CEOs vs. Designers: Who's Got More Clout?
Published: Monday, October 08, 2007
(Page 8 of 9)
Bud Konheim, ceo, Nicole Miller"The bottom line is this business is a commercial art, not a fine art. If you have a designer without a ceo, you have a fine art. If you have a ceo without a designer, you just have a commodity, and you won't thrive for long.
"Without great design, you can be the biggest ceo in the world and everything can be a joke," Konheim said. "If the designer is able to make all this great product without a ceo, then you don't need a ceo. But the really good designers are prolific and creative, and they all need an alter ego they can throw ideas against. Someone has to boil it down to what we are going to make a living on."
Konheim has been that person at Nicole Miller for more than two decades.
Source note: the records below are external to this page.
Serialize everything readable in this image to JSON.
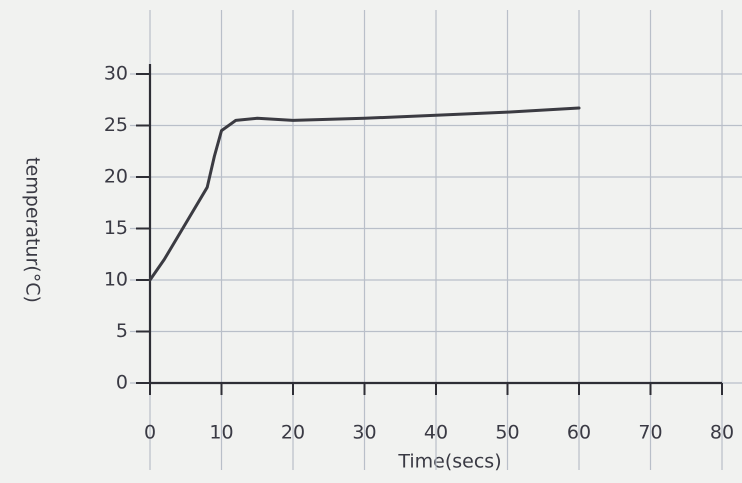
{
  "chart_data": {
    "type": "line",
    "x_label": "Time(secs)",
    "y_label": "temperatur(°C)",
    "x": [
      0,
      2,
      5,
      8,
      9,
      10,
      12,
      15,
      20,
      30,
      40,
      50,
      60
    ],
    "series": [
      {
        "color": "#3b3b42",
        "values": [
          10,
          12,
          15.5,
          19,
          22,
          24.5,
          25.5,
          25.7,
          25.5,
          25.7,
          26,
          26.3,
          26.7
        ]
      }
    ],
    "xlim": [
      0,
      80
    ],
    "xticks": [
      0,
      10,
      20,
      30,
      40,
      50,
      60,
      70,
      80
    ],
    "ylim": [
      0,
      30
    ],
    "yticks": [
      0,
      5,
      10,
      15,
      20,
      25,
      30
    ],
    "grid": true
  }
}
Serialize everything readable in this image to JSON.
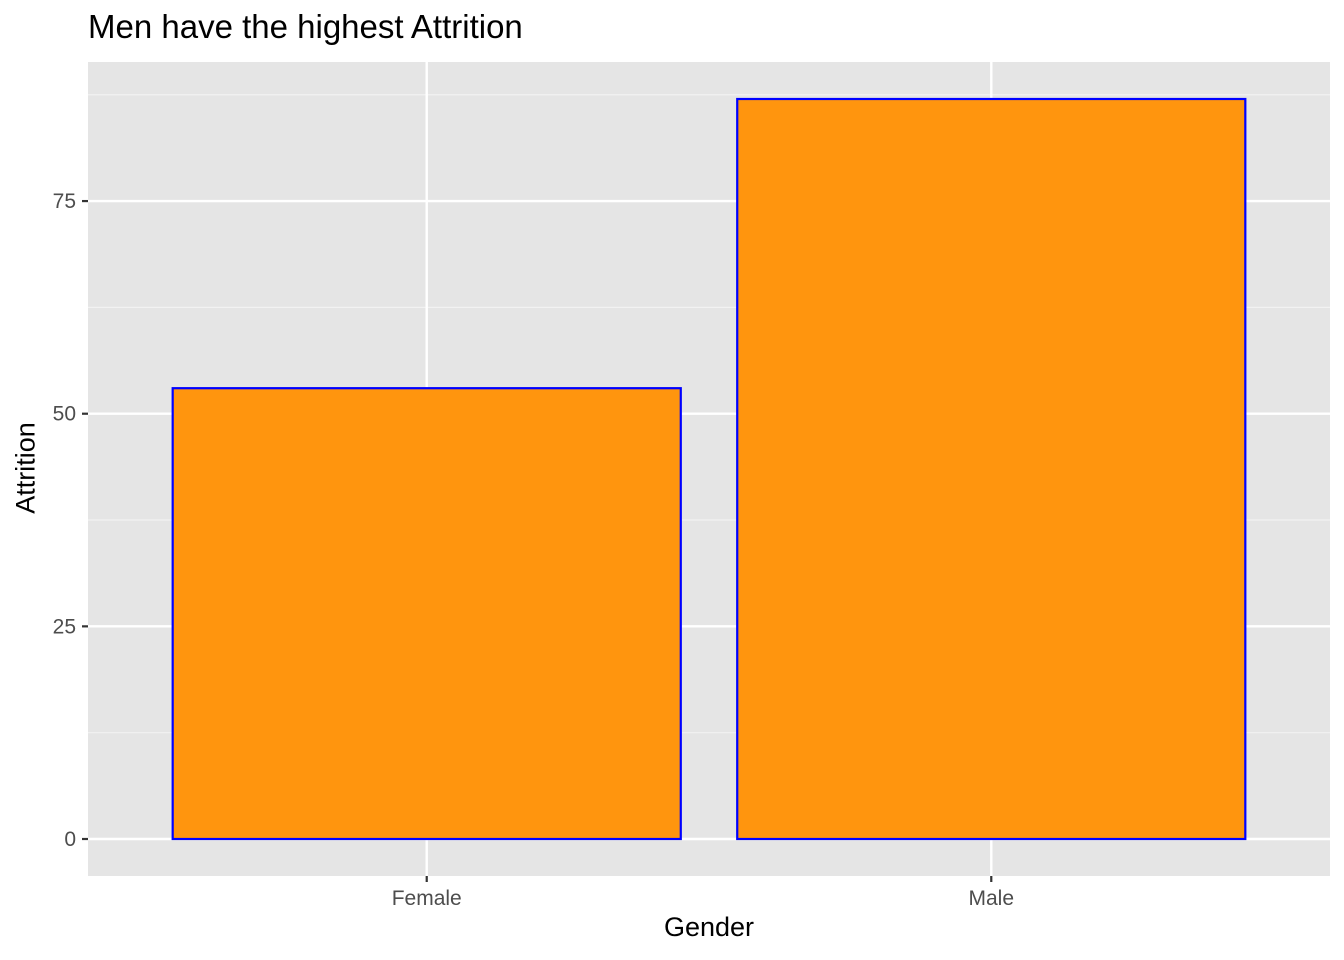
{
  "chart_data": {
    "type": "bar",
    "title": "Men have the highest Attrition",
    "xlabel": "Gender",
    "ylabel": "Attrition",
    "categories": [
      "Female",
      "Male"
    ],
    "values": [
      53,
      87
    ],
    "ylim": [
      -4.35,
      91.35
    ],
    "yticks": [
      0,
      25,
      50,
      75
    ],
    "ytick_labels": [
      "0",
      "25",
      "50",
      "75"
    ],
    "grid": true,
    "legend": "none",
    "colors": {
      "bar_fill": "#FF950E",
      "bar_outline": "#0000FF",
      "panel_background": "#E5E5E5",
      "grid_major": "#FFFFFF",
      "grid_minor": "#F2F2F2",
      "tick_text": "#4D4D4D",
      "tick_mark": "#333333"
    }
  }
}
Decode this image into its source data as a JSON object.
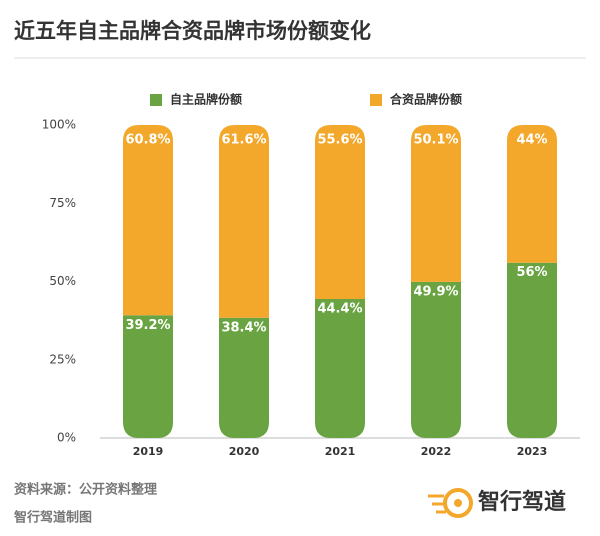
{
  "chart_data": {
    "type": "stacked_bar",
    "title": "近五年自主品牌合资品牌市场份额变化",
    "categories": [
      "2019",
      "2020",
      "2021",
      "2022",
      "2023"
    ],
    "series": [
      {
        "name": "自主品牌份额",
        "color": "#6aa442",
        "values": [
          39.2,
          38.4,
          44.4,
          49.9,
          56
        ],
        "value_labels": [
          "39.2%",
          "38.4%",
          "44.4%",
          "49.9%",
          "56%"
        ]
      },
      {
        "name": "合资品牌份额",
        "color": "#f3a72b",
        "values": [
          60.8,
          61.6,
          55.6,
          50.1,
          44
        ],
        "value_labels": [
          "60.8%",
          "61.6%",
          "55.6%",
          "50.1%",
          "44%"
        ]
      }
    ],
    "ylim": [
      0,
      100
    ],
    "yticks": [
      {
        "value": 0,
        "label": "0%"
      },
      {
        "value": 25,
        "label": "25%"
      },
      {
        "value": 50,
        "label": "50%"
      },
      {
        "value": 75,
        "label": "75%"
      },
      {
        "value": 100,
        "label": "100%"
      }
    ],
    "legend": "top",
    "source": "资料来源：公开资料整理",
    "credit": "智行驾道制图",
    "logo": "智行驾道"
  }
}
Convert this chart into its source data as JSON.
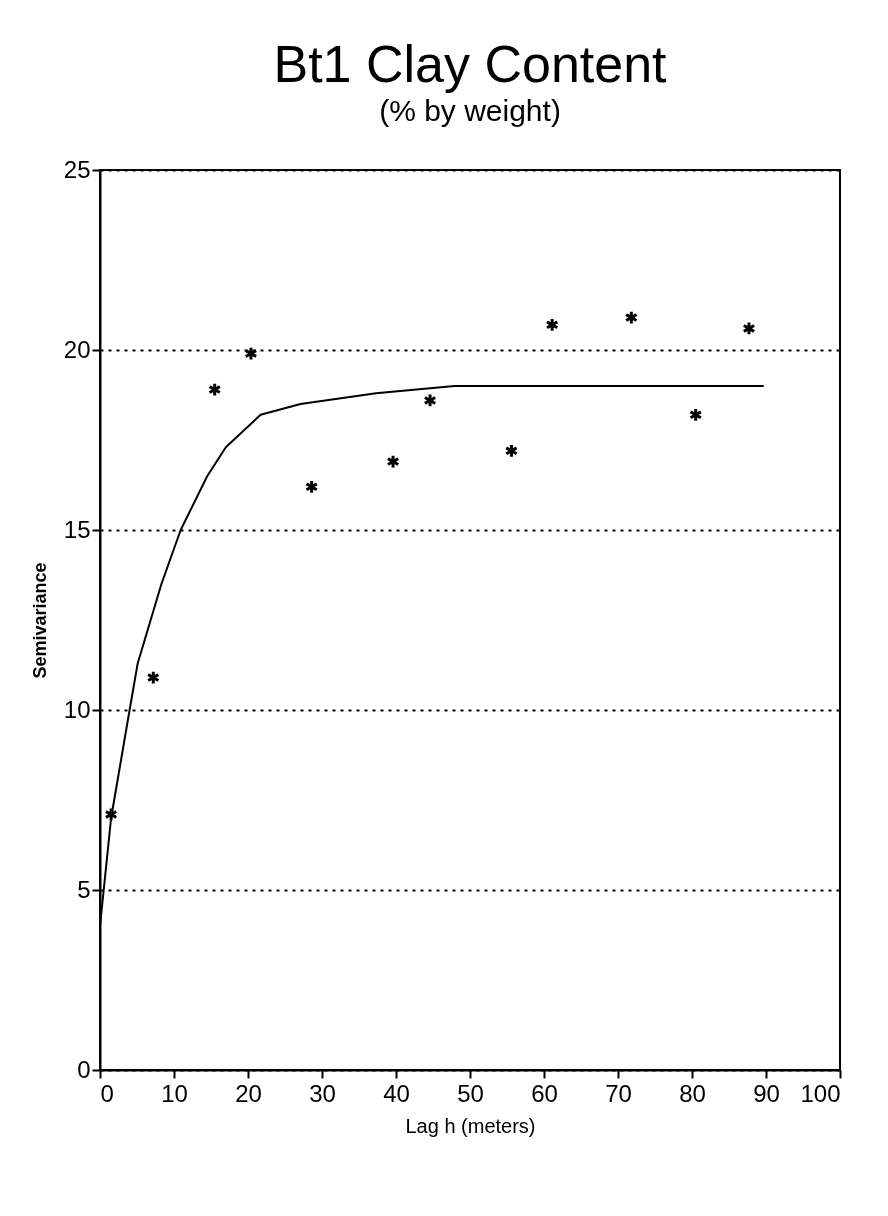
{
  "chart_data": {
    "type": "scatter",
    "title": "Bt1 Clay Content",
    "subtitle": "(% by weight)",
    "xlabel": "Lag h (meters)",
    "ylabel": "Semivariance",
    "xlim": [
      0,
      100
    ],
    "xticks": [
      0,
      10,
      20,
      30,
      40,
      50,
      60,
      70,
      80,
      90,
      100
    ],
    "ylim": [
      0,
      25
    ],
    "yticks": [
      0,
      5,
      10,
      15,
      20,
      25
    ],
    "grid": "y",
    "series": [
      {
        "marker": "cross",
        "color": "#000000",
        "x": [
          1.5,
          7.2,
          15.5,
          20.4,
          28.6,
          39.6,
          44.6,
          55.6,
          61.1,
          71.8,
          80.5,
          87.7
        ],
        "values": [
          7.1,
          10.9,
          18.9,
          19.9,
          16.2,
          16.9,
          18.6,
          17.2,
          20.7,
          20.9,
          18.2,
          20.6
        ]
      },
      {
        "type": "line",
        "color": "#000000",
        "line_style": "solid",
        "marker": "none",
        "x": [
          0,
          1.5,
          4,
          5.1,
          8.3,
          10.9,
          14.5,
          17,
          21.7,
          27.1,
          37.3,
          47.9,
          60,
          75,
          89.7
        ],
        "values": [
          4.0,
          7.0,
          10.0,
          11.3,
          13.5,
          15.0,
          16.5,
          17.3,
          18.2,
          18.5,
          18.8,
          19.0,
          19.0,
          19.0,
          19.0
        ]
      }
    ]
  }
}
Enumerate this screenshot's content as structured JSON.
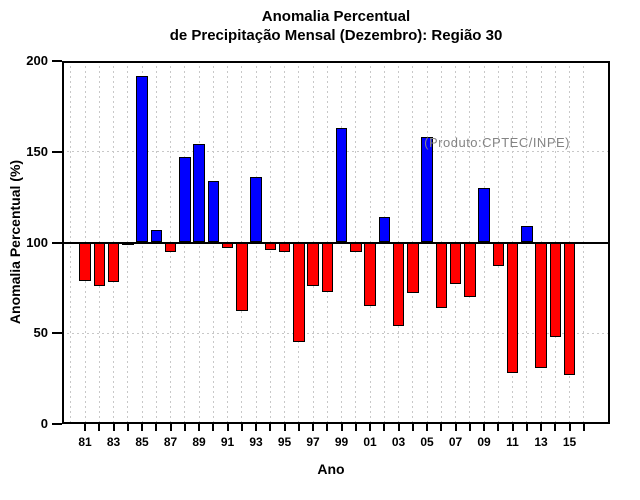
{
  "title": {
    "line1": "Anomalia Percentual",
    "line2": "de Precipitação Mensal (Dezembro): Região 30"
  },
  "annotation": "(Produto:CPTEC/INPE)",
  "chart_data": {
    "type": "bar",
    "title": "Anomalia Percentual de Precipitação Mensal (Dezembro): Região 30",
    "xlabel": "Ano",
    "ylabel": "Anomalia Percentual (%)",
    "ylim": [
      0,
      200
    ],
    "yticks": [
      0,
      50,
      100,
      150,
      200
    ],
    "ytick_labels": [
      "0",
      "50",
      "100",
      "150",
      "200"
    ],
    "baseline": 100,
    "grid": true,
    "legend": "none",
    "categories": [
      1981,
      1982,
      1983,
      1984,
      1985,
      1986,
      1987,
      1988,
      1989,
      1990,
      1991,
      1992,
      1993,
      1994,
      1995,
      1996,
      1997,
      1998,
      1999,
      2000,
      2001,
      2002,
      2003,
      2004,
      2005,
      2006,
      2007,
      2008,
      2009,
      2010,
      2011,
      2012,
      2013,
      2014,
      2015
    ],
    "values": [
      79,
      76,
      78,
      99,
      192,
      107,
      95,
      147,
      154,
      134,
      97,
      62,
      136,
      96,
      95,
      45,
      76,
      73,
      163,
      95,
      65,
      114,
      54,
      72,
      158,
      64,
      77,
      70,
      130,
      87,
      28,
      109,
      31,
      48,
      27
    ],
    "x_tick_labels": [
      "81",
      "83",
      "85",
      "87",
      "89",
      "91",
      "93",
      "95",
      "97",
      "99",
      "01",
      "03",
      "05",
      "07",
      "09",
      "11",
      "13",
      "15"
    ],
    "colors": {
      "above_baseline": "#0000ff",
      "below_baseline": "#ff0000",
      "bar_border": "#000000",
      "grid": "#c8c8c8",
      "annotation": "#848484"
    }
  }
}
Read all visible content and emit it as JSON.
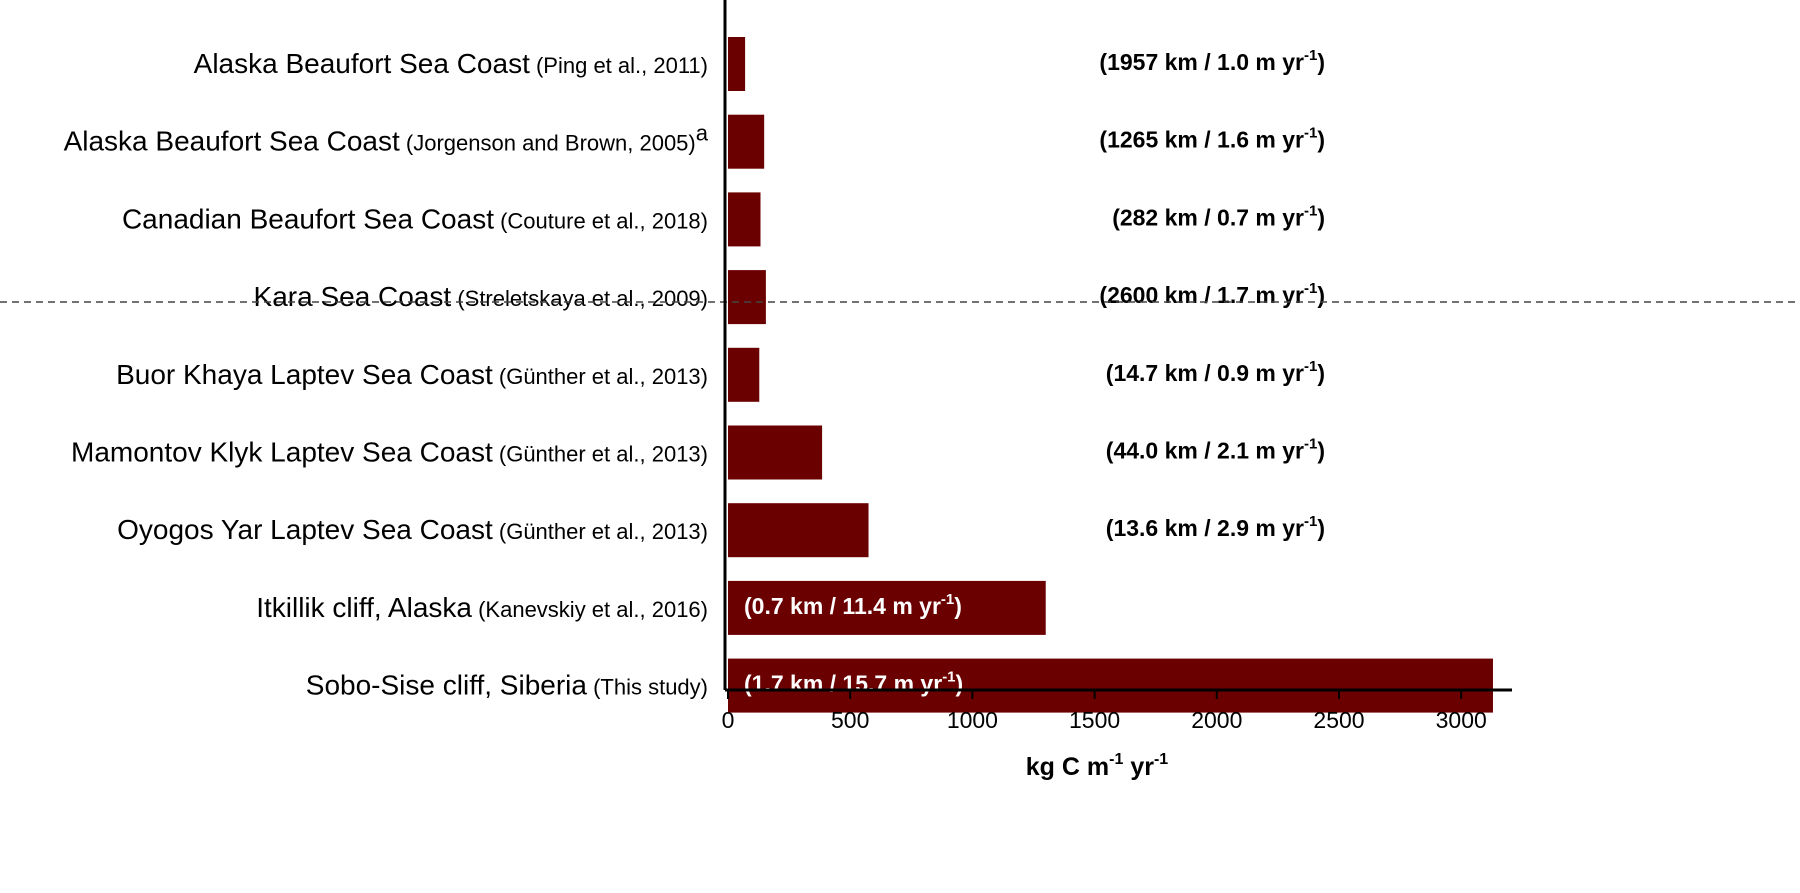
{
  "chart_data": {
    "type": "bar",
    "orientation": "horizontal",
    "bar_color": "#6b0000",
    "xlabel": {
      "main": "kg C m",
      "sup1": "-1",
      "mid": " yr",
      "sup2": "-1"
    },
    "xlim": [
      0,
      3200
    ],
    "xticks": [
      "0",
      "500",
      "1000",
      "1500",
      "2000",
      "2500",
      "3000"
    ],
    "divider_after_index": 3,
    "categories": [
      {
        "main": "Alaska Beaufort Sea Coast",
        "cite": "(Ping et al., 2011)",
        "cite_sup": "",
        "value": 70,
        "ann": {
          "text": "(1957 km / 1.0 m yr",
          "sup": "-1",
          "close": ")",
          "inside": false
        }
      },
      {
        "main": "Alaska Beaufort Sea Coast",
        "cite": "(Jorgenson and Brown, 2005)",
        "cite_sup": "a",
        "value": 148,
        "ann": {
          "text": "(1265 km / 1.6 m yr",
          "sup": "-1",
          "close": ")",
          "inside": false
        }
      },
      {
        "main": "Canadian Beaufort Sea Coast",
        "cite": "(Couture et al., 2018)",
        "cite_sup": "",
        "value": 133,
        "ann": {
          "text": "(282 km / 0.7 m yr",
          "sup": "-1",
          "close": ")",
          "inside": false
        }
      },
      {
        "main": "Kara Sea Coast",
        "cite": "(Streletskaya et al., 2009)",
        "cite_sup": "",
        "value": 155,
        "ann": {
          "text": "(2600 km / 1.7 m yr",
          "sup": "-1",
          "close": ")",
          "inside": false
        }
      },
      {
        "main": "Buor Khaya Laptev Sea Coast",
        "cite": "(Günther et al., 2013)",
        "cite_sup": "",
        "value": 128,
        "ann": {
          "text": "(14.7 km / 0.9 m yr",
          "sup": "-1",
          "close": ")",
          "inside": false
        }
      },
      {
        "main": "Mamontov Klyk Laptev Sea Coast",
        "cite": "(Günther et al., 2013)",
        "cite_sup": "",
        "value": 385,
        "ann": {
          "text": "(44.0 km / 2.1 m yr",
          "sup": "-1",
          "close": ")",
          "inside": false
        }
      },
      {
        "main": "Oyogos Yar Laptev Sea Coast",
        "cite": "(Günther et al., 2013)",
        "cite_sup": "",
        "value": 575,
        "ann": {
          "text": "(13.6 km / 2.9 m yr",
          "sup": "-1",
          "close": ")",
          "inside": false
        }
      },
      {
        "main": "Itkillik cliff, Alaska",
        "cite": "(Kanevskiy et al., 2016)",
        "cite_sup": "",
        "value": 1300,
        "ann": {
          "text": "(0.7 km / 11.4 m yr",
          "sup": "-1",
          "close": ")",
          "inside": true
        }
      },
      {
        "main": "Sobo-Sise cliff, Siberia",
        "cite": "(This study)",
        "cite_sup": "",
        "value": 3130,
        "ann": {
          "text": "(1.7 km / 15.7 m yr",
          "sup": "-1",
          "close": ")",
          "inside": true
        }
      }
    ]
  }
}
"Nicole and my partnership is based on a couple of philosophical tenants I laid down at the beginning: The business is going to be called Nicole Miller, the muse you are going to design things for is you and I am confident there are enough people who share your aesthetic to make a business. I've tried to manage her best design efforts, without wrecking it by saying we are having such a great season with all this stuff, don't make any new things. New innovations aren't big sellers out of the box, but you have to get them out there."
Elaine Hughes, president, executive search firm E.A. Hughes & Co.
"In hiring for any company when the designer is an active participant in the business, you have to understand how the designer thinks and then you look for complementary skill sets. In a designer-driven company, designers need to be partnered with someone to hold them accountable, and you look for someone financially sound with a success record. Some designers like [Lauren] think like a businessperson, and he directly recruited Roger Farah, who had the retail experience and was an excellent complement."
Allan Ellinger, senior managing director, Marketing Management Group
He argues that a third person is equally important: the head of merchandising. "A classically organized apparel company is like a seesaw with the ceo on one side and the designer on the other — and you need the merchant in the middle to create the balance. That person really has to marry the commerciality of the product to the design through helping plan what the collections will look like, edit the line and make sure the collection meets the price points required by the company."